Weil auch die Insektizidpalette ausdünnt, rücken schon fast vergessene Krankheiten wieder in den Fokus – die Vergilbungsvirosen. Seit dem Verbot der Neonicotinoid-haltigen Beizen ist die Gefahr des Befalls durch das Rübenvergilbungsvirus sprunghaft angestiegen.
So zeigten sich bereits im ersten Jahr ohne den bewährten Beizschutz (2019) die Folgen z.B. auf rheinischen Rübenfeldern. Schon im Frühjahr, kurz vor dem Auflaufen der Rüben, kam es vielerorts zu starkem Befall mit Schwarzen Bohnenläusen, der teils zu erheblichen Saugschäden führte.
Die Grüne Pfirsichblattlaus trat zwar seltener auf, von ihr geht aber ein besonders hohes Risiko als Überträger (Vektor) von Viruserkrankungen aus. Die typischen Symptome viruskranker Rüben (orangegelbe Verfärbungen beim BMYV bzw. fahlgelb verfärbte Blattspreiten mit Nekrosen beim BYV) sind meist nur noch den älteren Landwirten bekannt. Denn durch die Neonic-Beizen traten Infektionen seit 25 Jahren praktisch kaum auf.

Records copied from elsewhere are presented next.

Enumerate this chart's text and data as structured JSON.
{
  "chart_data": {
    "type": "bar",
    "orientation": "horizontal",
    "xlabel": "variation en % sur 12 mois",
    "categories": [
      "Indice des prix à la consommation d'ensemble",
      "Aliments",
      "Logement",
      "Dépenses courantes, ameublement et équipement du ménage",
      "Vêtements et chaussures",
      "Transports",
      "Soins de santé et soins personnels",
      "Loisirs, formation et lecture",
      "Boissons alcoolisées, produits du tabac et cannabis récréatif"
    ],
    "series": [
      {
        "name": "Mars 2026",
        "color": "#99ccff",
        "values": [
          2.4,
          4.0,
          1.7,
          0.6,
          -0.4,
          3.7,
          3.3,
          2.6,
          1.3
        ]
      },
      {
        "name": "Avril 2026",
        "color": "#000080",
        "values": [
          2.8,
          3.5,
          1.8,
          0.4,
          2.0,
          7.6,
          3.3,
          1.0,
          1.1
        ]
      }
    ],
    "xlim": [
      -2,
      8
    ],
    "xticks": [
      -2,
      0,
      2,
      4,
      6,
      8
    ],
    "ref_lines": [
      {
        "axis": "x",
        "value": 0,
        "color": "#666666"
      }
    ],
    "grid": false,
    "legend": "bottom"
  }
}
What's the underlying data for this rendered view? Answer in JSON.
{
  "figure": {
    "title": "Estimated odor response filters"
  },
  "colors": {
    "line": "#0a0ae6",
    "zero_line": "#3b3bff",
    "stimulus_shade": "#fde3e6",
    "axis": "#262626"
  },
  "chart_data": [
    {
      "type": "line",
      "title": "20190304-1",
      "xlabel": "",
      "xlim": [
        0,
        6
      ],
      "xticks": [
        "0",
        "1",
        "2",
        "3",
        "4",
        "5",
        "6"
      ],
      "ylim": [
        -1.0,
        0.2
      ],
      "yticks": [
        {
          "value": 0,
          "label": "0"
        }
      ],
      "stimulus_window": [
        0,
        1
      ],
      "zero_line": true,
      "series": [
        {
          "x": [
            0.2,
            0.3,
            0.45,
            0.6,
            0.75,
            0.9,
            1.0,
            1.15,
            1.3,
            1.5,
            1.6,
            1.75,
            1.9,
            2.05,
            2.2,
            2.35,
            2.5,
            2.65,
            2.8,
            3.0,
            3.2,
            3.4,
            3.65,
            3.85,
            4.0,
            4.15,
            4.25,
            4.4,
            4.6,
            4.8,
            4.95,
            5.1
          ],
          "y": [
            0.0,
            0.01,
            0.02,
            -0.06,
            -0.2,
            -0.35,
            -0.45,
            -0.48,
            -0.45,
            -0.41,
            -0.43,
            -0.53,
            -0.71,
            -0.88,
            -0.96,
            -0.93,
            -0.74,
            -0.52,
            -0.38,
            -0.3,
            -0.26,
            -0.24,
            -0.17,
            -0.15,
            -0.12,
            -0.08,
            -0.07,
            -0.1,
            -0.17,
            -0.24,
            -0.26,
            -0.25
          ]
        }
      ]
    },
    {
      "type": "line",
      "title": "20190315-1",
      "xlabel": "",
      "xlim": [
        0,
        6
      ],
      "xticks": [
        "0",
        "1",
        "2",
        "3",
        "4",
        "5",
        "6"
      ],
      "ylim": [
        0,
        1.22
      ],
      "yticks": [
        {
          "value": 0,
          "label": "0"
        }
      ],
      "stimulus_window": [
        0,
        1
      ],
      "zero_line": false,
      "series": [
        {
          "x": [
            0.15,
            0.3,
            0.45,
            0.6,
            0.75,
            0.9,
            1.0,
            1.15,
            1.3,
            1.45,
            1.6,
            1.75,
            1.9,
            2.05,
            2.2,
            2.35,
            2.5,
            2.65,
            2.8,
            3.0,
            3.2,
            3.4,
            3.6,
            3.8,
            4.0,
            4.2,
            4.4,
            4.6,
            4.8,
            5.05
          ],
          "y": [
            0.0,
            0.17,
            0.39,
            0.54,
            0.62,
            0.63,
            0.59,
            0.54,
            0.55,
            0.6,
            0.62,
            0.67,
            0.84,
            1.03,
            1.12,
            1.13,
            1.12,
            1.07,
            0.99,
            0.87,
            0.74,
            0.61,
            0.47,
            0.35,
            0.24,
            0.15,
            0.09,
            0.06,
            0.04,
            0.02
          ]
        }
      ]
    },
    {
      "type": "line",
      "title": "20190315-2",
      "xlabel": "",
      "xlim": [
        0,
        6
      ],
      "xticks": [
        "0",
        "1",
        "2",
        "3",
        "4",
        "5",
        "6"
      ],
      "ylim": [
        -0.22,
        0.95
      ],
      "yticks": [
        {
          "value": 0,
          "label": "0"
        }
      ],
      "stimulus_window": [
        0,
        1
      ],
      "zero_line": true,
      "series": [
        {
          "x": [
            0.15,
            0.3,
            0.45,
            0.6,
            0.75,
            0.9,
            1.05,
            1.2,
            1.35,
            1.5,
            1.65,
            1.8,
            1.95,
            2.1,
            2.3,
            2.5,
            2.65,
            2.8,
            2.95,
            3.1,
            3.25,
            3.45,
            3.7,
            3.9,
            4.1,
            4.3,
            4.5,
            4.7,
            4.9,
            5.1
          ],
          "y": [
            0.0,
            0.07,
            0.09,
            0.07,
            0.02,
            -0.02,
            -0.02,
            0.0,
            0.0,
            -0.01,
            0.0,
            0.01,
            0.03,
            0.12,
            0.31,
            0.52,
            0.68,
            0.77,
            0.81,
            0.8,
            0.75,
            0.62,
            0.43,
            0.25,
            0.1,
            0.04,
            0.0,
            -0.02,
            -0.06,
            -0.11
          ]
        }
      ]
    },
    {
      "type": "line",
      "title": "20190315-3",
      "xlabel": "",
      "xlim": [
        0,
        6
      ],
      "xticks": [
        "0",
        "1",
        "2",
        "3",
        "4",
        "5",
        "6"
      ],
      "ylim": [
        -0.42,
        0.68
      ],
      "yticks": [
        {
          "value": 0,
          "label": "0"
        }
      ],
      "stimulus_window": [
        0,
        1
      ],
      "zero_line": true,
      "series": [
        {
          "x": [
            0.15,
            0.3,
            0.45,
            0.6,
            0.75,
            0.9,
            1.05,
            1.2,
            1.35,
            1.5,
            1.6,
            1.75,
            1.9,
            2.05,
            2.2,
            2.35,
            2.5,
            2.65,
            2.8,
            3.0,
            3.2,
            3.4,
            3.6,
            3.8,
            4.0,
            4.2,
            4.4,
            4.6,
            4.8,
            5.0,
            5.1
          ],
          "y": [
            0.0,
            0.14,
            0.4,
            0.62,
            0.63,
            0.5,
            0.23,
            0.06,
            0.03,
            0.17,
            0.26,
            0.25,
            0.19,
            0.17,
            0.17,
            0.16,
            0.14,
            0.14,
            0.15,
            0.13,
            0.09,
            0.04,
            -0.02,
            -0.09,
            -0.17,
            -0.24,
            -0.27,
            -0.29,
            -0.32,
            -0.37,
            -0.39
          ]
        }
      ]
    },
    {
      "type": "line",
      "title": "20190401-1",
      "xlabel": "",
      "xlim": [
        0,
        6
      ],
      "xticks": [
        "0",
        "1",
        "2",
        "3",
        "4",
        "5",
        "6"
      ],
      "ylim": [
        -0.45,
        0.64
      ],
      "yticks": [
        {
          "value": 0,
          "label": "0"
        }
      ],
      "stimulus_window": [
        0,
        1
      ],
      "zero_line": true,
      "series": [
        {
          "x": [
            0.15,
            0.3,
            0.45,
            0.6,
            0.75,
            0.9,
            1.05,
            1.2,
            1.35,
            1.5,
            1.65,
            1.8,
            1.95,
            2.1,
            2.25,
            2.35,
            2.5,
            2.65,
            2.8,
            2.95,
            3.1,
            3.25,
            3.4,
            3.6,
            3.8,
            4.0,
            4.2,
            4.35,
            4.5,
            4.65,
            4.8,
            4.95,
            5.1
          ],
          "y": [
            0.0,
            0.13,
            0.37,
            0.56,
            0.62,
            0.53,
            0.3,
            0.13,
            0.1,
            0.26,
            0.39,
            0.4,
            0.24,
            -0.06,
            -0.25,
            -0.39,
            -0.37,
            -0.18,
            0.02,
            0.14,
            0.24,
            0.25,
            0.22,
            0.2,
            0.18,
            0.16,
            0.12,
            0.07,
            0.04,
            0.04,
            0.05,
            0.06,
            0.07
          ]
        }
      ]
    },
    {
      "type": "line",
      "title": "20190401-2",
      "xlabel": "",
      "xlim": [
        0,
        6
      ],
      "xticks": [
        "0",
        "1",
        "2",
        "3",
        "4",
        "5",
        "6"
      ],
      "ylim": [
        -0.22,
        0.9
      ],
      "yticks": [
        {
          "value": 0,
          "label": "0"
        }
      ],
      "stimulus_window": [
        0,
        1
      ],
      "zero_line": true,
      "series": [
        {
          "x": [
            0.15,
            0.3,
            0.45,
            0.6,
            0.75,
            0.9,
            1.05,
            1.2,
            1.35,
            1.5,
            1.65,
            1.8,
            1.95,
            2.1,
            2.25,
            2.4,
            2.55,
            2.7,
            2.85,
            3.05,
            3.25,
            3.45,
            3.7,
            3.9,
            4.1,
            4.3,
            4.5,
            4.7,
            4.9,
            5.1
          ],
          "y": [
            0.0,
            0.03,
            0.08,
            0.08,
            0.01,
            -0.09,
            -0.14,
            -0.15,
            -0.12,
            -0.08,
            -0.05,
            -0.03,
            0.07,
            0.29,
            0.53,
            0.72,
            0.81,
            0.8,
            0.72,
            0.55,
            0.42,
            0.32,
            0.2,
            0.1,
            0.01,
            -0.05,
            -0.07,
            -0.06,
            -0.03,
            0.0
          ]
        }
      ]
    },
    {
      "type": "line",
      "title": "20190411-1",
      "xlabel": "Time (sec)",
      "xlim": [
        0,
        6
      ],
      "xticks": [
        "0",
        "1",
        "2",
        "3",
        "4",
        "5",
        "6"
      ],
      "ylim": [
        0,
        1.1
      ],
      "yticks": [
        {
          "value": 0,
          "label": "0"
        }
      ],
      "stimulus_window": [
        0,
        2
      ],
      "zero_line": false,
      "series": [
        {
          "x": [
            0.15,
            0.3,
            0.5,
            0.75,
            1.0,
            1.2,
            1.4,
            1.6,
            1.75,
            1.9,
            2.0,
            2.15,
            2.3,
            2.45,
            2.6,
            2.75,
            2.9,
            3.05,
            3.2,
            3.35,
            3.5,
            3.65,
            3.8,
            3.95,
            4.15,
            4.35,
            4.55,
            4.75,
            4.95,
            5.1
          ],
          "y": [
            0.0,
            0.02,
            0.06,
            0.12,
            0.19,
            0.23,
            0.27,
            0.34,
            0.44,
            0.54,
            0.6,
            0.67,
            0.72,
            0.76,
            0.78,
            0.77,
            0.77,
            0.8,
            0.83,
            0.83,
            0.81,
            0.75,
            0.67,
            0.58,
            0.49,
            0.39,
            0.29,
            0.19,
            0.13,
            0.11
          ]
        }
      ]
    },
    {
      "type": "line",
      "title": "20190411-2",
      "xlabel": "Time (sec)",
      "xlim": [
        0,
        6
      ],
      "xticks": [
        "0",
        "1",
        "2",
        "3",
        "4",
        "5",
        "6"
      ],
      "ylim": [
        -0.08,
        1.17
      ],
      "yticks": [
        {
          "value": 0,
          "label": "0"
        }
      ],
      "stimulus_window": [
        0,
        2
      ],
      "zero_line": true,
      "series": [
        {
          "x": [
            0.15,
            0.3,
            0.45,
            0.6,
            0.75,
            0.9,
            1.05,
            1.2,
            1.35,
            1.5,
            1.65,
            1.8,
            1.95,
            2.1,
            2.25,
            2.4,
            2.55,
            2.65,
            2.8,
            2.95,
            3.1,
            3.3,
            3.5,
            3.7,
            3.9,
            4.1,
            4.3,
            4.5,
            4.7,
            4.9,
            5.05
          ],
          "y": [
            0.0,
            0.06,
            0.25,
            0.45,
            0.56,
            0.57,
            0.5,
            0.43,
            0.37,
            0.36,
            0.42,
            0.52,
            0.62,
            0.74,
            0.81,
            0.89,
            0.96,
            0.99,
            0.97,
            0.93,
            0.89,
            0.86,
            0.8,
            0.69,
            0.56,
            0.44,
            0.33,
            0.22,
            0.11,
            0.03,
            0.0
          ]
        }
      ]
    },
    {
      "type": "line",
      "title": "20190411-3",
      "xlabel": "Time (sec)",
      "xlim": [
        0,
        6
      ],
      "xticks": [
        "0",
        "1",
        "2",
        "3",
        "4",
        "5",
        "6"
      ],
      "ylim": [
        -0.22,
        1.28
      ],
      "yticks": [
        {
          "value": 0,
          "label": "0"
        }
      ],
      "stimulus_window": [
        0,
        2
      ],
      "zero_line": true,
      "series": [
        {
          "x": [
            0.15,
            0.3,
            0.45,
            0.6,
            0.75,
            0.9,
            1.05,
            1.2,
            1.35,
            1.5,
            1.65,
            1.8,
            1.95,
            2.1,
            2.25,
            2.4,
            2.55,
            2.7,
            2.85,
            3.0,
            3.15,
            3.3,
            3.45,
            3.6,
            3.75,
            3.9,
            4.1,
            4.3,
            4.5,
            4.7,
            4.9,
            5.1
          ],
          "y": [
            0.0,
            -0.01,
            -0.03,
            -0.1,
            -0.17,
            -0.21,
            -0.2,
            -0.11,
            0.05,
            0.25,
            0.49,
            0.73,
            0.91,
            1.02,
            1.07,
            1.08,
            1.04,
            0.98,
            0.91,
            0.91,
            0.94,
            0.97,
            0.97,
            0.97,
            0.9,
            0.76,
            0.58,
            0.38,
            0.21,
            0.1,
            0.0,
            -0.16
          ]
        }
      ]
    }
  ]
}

Über das gesamte Rheinland gesehen, lag die Ausbreitung der sichtbaren Vergilbungsnester im vergangenen Jahr zwar noch unter 1 % der Rübenfläche, wodurch der wirtschaftliche Schaden überschaubar blieb. Bemerkenswert ist jedoch das hohe Schadpotenzial der Viren.
Doch wie können Rübenanbauer jetzt reagieren? Ein besonderes Augenmerk kommt der Bekämpfung der Grünen Pfirsichblattlaus zu. Der Bekämpfungsrichtwert liegt bei 10 % befallener Blätter bis Reihenschluss, für die Schwarze Bohnenlaus neuerdings bei 30 %. Nach Reihenschluss steigt der Wert bei beiden Lausarten auf 50 %. Um die Richtwerte möglichst genau zu treffen, wurden bundesweit neue Blattlaus-Monitoring-Systeme eingerichtet. In Nordrhein-Westfalen wird dies z. B. vom Landwirtschaftsministerium gefördert. Nach wie vor bleiben eigene intensive Feldkontrollen angeraten.
In puncto Insektizidverfügbarkeit gab es in diesem Jahr eine Notfallzulassung für den Einsatz von Carnadine und Mospilan SG. Wichtig sind auch vorbeugende Maßnahmen wie eine gute Feldhygiene und das Beseitigen von Infektionsquellen. Jeder virusbeladene Rübenkopf, der nach einem milden Winter im nächsten Frühjahr an der Bodenoberfläche neu austreibt, bietet Läusen die Möglichkeit, sich mit dem Rübenvergilbungsvirus zu beladen. Diese können dann wieder junge Rüben infizieren.